The beaches of Beirut

October 24 2024 (21:30 WEST)

Lately, as a photojournalist, I have been covering the conflict in the Middle East, and that has allowed me to experience indescribable sensations and experiences —many bitter—, but also to live the daily life of societies not so different from ours, or maybe they are. The truth is that depending on the moment I think one thing and the other at the same time. I get lost.

Of course, I am not going to write here a last-minute chronicle about the invasion that Israel is carrying out in Gaza, the West Bank and southern Lebanon, nor the massacres it practices daily in Palestinian and Lebanese territory, for that there are already fellow editors, some of whom do it with great rigor and of whom I cannot have a better opinion.

The daily life that does not appear in the "last minute" is also very interesting, and it always helps me learn.

Lebanon is a fascinating country, and I am not here to criticize it, far from it, it has enough to move forward after a savage civil war that plunged it into misgovernment and resist its southern neighbor, which constantly suffocates it.

I am simply here to tell something about my day-to-day life there that made me reflect on the right we have to enjoy or not our natural spaces.

We went to Beirut two months ago, as the attack that Israel ended up carrying out weeks later in Lebanon seemed imminent. Those previous weeks helped us to get to know the country a little, learn from the Spanish colleagues who live there and be able to chat with the local people we met.

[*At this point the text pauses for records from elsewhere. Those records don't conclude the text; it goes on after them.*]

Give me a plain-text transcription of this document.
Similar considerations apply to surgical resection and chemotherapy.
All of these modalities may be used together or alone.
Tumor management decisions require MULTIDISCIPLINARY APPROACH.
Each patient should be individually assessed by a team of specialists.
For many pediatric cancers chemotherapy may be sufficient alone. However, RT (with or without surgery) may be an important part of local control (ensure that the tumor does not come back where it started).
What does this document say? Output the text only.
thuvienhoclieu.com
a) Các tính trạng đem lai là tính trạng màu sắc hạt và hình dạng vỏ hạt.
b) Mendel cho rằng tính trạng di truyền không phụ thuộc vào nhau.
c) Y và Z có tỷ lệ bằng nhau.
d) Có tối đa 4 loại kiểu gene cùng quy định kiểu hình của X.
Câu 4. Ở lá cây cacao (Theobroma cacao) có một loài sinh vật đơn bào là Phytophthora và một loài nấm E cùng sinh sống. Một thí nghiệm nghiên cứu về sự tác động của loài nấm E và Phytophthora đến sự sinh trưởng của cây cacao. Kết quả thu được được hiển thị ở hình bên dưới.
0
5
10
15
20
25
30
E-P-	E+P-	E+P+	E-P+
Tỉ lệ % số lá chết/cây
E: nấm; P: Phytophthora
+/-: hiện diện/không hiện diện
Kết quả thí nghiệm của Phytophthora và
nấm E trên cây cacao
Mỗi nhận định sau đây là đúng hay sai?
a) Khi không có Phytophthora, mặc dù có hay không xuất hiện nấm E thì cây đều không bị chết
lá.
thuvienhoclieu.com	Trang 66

One morning, Joan and Andrea warned us that they were on a beach north of Beirut that was cheap, yes, cheap, a beach... That we should go there, that the day was great; they sent us the location. 

After a 45-minute drive we arrived. A parking lot that seems private, —oh yes, that's where you pay... five dollars, door and little ladder— there I see them. Logically, I asked them about the "cheap" —or not— beaches of Beirut. 

Joan explained to me that all of them are paid except for a small and dirty one behind the southern suburbs that the Zionist army is now bombing. The payments are usually 20 or 30 dollars and up. This one, in comparison, was quite cheap because it was far from the city center and also had no sand, it was pebbles. They told me that the beaches there were conceived as private clubs, and apparently, the way to establish that this beach is mine and that I trade with it had been quite mafia-like. They put up a fence, a booth with some precarious worker who charges you to enter and that's it. There, the heat and humidity are brutal, so having to pay to take a refreshing dip, that's something...

I imagined, then, paying to go to Famara, of course, how much is Famara worth, 100 or 1,000 euros? At that moment it seemed something super far from our reality, but... Is it really?

A fact: in the Canary Islands we lose four kilometers of coastline per year, in whose hands? In the Spanish State, and in the Canary Islands, there are many examples of covert privatizations of beaches —or not so covert—: Balinese beds and sunbeds with club music in the background, paid parking lots that are full at 9:30 am, races of retirees on "hotel beaches" to place the umbrella as close as possible to the tide, "eco-resorts" for wealthy classes that practically isolate beaches, etc.

Or directly, allocate kilometers of south coast to build artificial towns and cities, who walking through Puerto del Carmen or Playa Blanca has not felt that those beaches belonged to that hotel and not to everyone?

Perhaps, all this is not as obvious as having to pay 40 euros in a booth for them to open a fence and access a beach club, but it does expel you from areas, which you give up. 

Those beaches are no longer ours.

In a few years, we have accepted in a certain way that this is normal, why are we not going to accept in a few others that we have to pay to visit the unique and spectacular beach of Montaña Amarilla?

Of course, then there is the debate of regulating access to natural areas, applying a payment for their maintenance and conservation or controlling the influx of visitors... Which a priori, sounds logical, but it is so dangerous... Seeing who governs us today gives me panic that debate, I imagine Clavijo, Kiessling and Marichal saying: "How?, hold my drink that I'll fix that for you." 

I remember an experience of Carmen, a colleague from Drago, in the Masca ravine. She said that the intervention in that natural space had turned it into an absurd tourist attraction that distanced the ravine from being a ravine and the natural space from being a natural space. Previous payment, of course.

Until now, we have the feeling that today and tomorrow we will be able to enjoy our beaches. How many rights that we assume are ours, are becoming more complicated or have we directly ended up giving up on them?.

Here, many of us fight so that our beaches remain ours, from Pedro Barba to Verodal, and whoever wants to join knows where we are.

There, let's hope that the bombings stop and the Palestinians from the Burj El Barajneh refugee camp and the Lebanese from the Dahieh neighborhood, among others, can survive, in case they want to take a bath on the beaches of Beirut. Inshallah.